The Supremes are the final arbitrar, but they are not the only determiner. In fact the Constitution does not give them that right or responsibility. The founding fathers thought -- yes, naively -- that elected officials would simply not do anything that went against the Constitution, pretty much what you're seeing these sheriffs do today. It wasn't until Marbury v Madison in 1803 that the Supreme Court unilaterally declared that it could decide the constitutionality of laws.


So the sheriffs are on firmer ground historically than Ms. Davis. Perhaps you should ask her if she feels that Rosa Parks should have just followed the law until the Supreme Court ruled on it?


ThePosterFormerlyKnownasPaul
ThePosterFormerlyKnownasPaul topcommenter

I guess now that if this bill passes, our sheriffs will be enforcing the following federal laws:

1) Insider trading

2) Bank Fraud

3) Draft dodgers

4) Counterfeiting

5) Food inspection

6) Superfund and RCRA

7) Evasion of import duties

8) Hours of service for airline and railroad employees

9) Drug testing for airline, railroad, trucking and pipeline employees


And that holy grail of most border states:


10) Border patrol and immigration law enforcement.

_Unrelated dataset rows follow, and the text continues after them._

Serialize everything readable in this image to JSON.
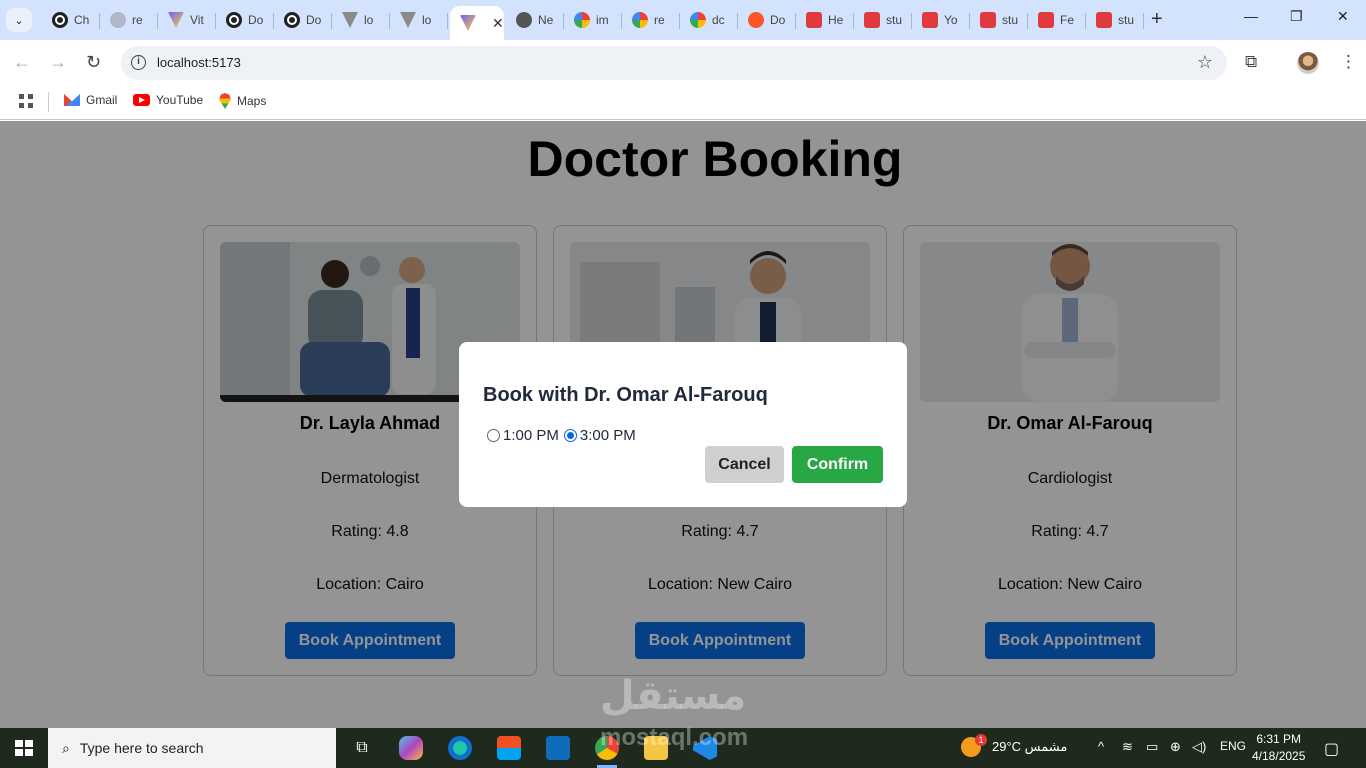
{
  "browser": {
    "tabs": [
      {
        "label": "Ch",
        "icon": "openai-icon"
      },
      {
        "label": "re",
        "icon": "gear-icon"
      },
      {
        "label": "Vit",
        "icon": "vite-icon"
      },
      {
        "label": "Do",
        "icon": "openai-icon"
      },
      {
        "label": "Do",
        "icon": "openai-icon"
      },
      {
        "label": "lo",
        "icon": "feather-icon"
      },
      {
        "label": "lo",
        "icon": "feather-icon"
      },
      {
        "label": "",
        "icon": "vite-icon",
        "active": true
      },
      {
        "label": "Ne",
        "icon": "github-icon"
      },
      {
        "label": "im",
        "icon": "google-icon"
      },
      {
        "label": "re",
        "icon": "google-icon"
      },
      {
        "label": "dc",
        "icon": "google-icon"
      },
      {
        "label": "Do",
        "icon": "brave-icon"
      },
      {
        "label": "He",
        "icon": "red-app-icon"
      },
      {
        "label": "stu",
        "icon": "red-app-icon"
      },
      {
        "label": "Yo",
        "icon": "red-app-icon"
      },
      {
        "label": "stu",
        "icon": "red-app-icon"
      },
      {
        "label": "Fe",
        "icon": "red-app-icon"
      },
      {
        "label": "stu",
        "icon": "red-app-icon"
      }
    ],
    "url": "localhost:5173",
    "bookmarks": [
      {
        "label": "Gmail"
      },
      {
        "label": "YouTube"
      },
      {
        "label": "Maps"
      }
    ]
  },
  "page": {
    "title": "Doctor Booking",
    "doctors": [
      {
        "name": "Dr. Layla Ahmad",
        "specialty": "Dermatologist",
        "rating": "Rating: 4.8",
        "location": "Location: Cairo",
        "button": "Book Appointment"
      },
      {
        "name": "",
        "specialty": "",
        "rating": "Rating: 4.7",
        "location": "Location: New Cairo",
        "button": "Book Appointment"
      },
      {
        "name": "Dr. Omar Al-Farouq",
        "specialty": "Cardiologist",
        "rating": "Rating: 4.7",
        "location": "Location: New Cairo",
        "button": "Book Appointment"
      }
    ],
    "modal": {
      "title": "Book with Dr. Omar Al-Farouq",
      "slots": [
        {
          "label": "1:00 PM",
          "selected": false
        },
        {
          "label": "3:00 PM",
          "selected": true
        }
      ],
      "cancel": "Cancel",
      "confirm": "Confirm"
    },
    "watermark": "مستقل"
  },
  "taskbar": {
    "search_placeholder": "Type here to search",
    "weather": "29°C  مشمس",
    "weather_badge": "1",
    "language": "ENG",
    "time": "6:31 PM",
    "date": "4/18/2025",
    "watermark_url": "mostaql.com"
  }
}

At this rate we could get rid of the federal government bureaucracy ...

russp
russp

@GuitarPlayer @ThePosterFormerlyKnownasPaul 

Not really an over reaction, he's just pointing out all the federal laws that aren't the duty of local police to enforce. In fact, when localities try to do something to enforce some of these (most recently immigration), they are told to stay out of it.